I may be missing something, but for me it comes down to two ways. Fried = good stuff. Boiled, though = so slimy it is likely from another world.


(You've tried everything else; why not try bacon?) #22

Nope. Just, nope! :scream: :rofl::rofl: :bacon::bacon:


(Bob M) #23

I’ve had it boiled where it was good, but it has to be cooked perfectly. A minor amount of overcooking, and it’s terrible.

It’s like liver to me: seared on the outside and basically raw inside = great; overcooked = leather.


(Robin) #24

I would join you in a roasted cashew stupor. No control with those. Or macadamias.


(Ronald Weaver) #25

We’re in the west near Nantes… but on the right side of the Loire !.. Well, that’s a sound explanation, I can understand that. Taste funny ? We’re all different aren’t we ?


(Ronald Weaver) #26

The milk I get is straight from the cow. She’s called Hermione. No processing at all.


(Doug) #27

Growing up, we had ducks - originally just a female and male pair.
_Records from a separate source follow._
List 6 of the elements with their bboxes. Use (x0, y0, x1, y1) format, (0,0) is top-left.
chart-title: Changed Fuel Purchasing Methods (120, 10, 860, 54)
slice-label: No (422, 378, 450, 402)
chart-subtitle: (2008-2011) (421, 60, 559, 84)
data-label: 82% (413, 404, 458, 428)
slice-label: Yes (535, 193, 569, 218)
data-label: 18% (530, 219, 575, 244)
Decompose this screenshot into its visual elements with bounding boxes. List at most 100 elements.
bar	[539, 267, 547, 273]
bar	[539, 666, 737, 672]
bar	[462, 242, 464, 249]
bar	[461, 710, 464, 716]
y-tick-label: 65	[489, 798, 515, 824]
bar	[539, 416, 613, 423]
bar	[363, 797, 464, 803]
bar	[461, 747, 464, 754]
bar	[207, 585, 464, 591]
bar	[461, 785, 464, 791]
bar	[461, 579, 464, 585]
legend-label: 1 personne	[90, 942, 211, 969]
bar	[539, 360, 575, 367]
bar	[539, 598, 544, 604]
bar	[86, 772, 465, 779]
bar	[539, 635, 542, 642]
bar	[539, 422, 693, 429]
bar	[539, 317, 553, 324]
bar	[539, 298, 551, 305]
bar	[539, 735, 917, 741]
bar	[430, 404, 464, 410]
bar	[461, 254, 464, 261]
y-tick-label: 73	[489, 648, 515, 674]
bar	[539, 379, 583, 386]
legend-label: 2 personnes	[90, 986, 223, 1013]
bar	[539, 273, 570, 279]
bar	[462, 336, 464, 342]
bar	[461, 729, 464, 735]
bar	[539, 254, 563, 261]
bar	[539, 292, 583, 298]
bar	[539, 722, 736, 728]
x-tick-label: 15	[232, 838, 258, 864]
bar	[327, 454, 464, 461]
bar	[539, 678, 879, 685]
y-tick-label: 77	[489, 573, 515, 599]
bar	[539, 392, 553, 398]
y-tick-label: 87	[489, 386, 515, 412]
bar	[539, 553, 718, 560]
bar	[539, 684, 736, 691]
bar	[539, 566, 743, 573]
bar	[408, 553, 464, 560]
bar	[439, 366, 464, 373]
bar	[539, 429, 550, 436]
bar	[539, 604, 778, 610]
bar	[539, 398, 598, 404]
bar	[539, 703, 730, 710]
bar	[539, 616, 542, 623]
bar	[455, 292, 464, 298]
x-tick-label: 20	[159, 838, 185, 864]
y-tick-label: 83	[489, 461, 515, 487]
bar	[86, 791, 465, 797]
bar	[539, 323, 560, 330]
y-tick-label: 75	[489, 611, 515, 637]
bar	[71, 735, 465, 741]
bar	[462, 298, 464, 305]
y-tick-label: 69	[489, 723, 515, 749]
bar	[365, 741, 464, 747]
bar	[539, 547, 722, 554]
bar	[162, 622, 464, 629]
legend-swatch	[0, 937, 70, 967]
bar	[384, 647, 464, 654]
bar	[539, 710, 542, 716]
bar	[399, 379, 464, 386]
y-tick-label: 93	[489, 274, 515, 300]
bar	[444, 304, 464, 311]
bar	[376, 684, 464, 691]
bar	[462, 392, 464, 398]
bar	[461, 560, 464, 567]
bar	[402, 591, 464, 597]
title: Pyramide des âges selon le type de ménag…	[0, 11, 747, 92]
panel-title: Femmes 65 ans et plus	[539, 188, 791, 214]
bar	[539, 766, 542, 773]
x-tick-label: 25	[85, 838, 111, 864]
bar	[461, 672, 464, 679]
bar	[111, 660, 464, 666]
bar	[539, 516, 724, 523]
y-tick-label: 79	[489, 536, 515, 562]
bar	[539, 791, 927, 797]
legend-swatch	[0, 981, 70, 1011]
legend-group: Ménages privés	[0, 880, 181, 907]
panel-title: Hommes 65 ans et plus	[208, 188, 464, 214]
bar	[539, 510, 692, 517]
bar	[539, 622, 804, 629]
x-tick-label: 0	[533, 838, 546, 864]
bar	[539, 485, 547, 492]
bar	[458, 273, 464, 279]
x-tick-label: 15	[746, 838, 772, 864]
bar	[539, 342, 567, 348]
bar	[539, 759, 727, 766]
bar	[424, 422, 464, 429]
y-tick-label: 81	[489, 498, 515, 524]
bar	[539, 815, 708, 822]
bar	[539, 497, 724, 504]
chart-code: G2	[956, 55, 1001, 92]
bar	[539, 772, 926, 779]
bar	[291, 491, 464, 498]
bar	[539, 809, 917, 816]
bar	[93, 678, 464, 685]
I remember liking duck eggs to eat, but not if they tasted any different than chicken eggs; this was 50 years ago. If anything, duck eggs seem a little creamier - perhaps higher yolk volume versus white, or some textural difference in the yolk itself?


#28

Once I knew a cow (it was the neighbour’s), she was called Orange. Mom called her Orange Flower when she wanted to suck up to her :wink:

Cashew is way too sweet and not crunchy enough for me. But nuts are nice even if they are weirdos growing below an apple and my SO loves them and it’s a vital ingredient for our chocolate so I eat a few per year. Nice when roasted, I just strongly prefer the way cheaper peanuts. And I avoid them as that is the only one I managed to get addicted. Other nuts are fine, I use them in moderation in the right dishes. I don’t even put peanuts into dishes, they go into my mouth directly.
But carnivore helped and I can eat 0 or 0.5g of it now. Almost always. I have wilder times with 20g… Much better than my old and very frequent wilder days with 100+…

And I like my liver well-cooked. I hate raw liver and if it’s pink, it’s raw to me. It’s perfectly tender when brown.

And sadly I can’t be nostalgic about duck eggs as I never ate one. But I fondly remember the rare duck liver from my childhood. That was good stuff. Unlike the soft chicken liver, I ate it by thin slices and cold. It was firm (not hard, it’s liver and fowl at that. as it’s possible to make pork liver hard. not easy but I thought it IS kind of hard, no matter what while I didn’t cook it myself) and very tasty.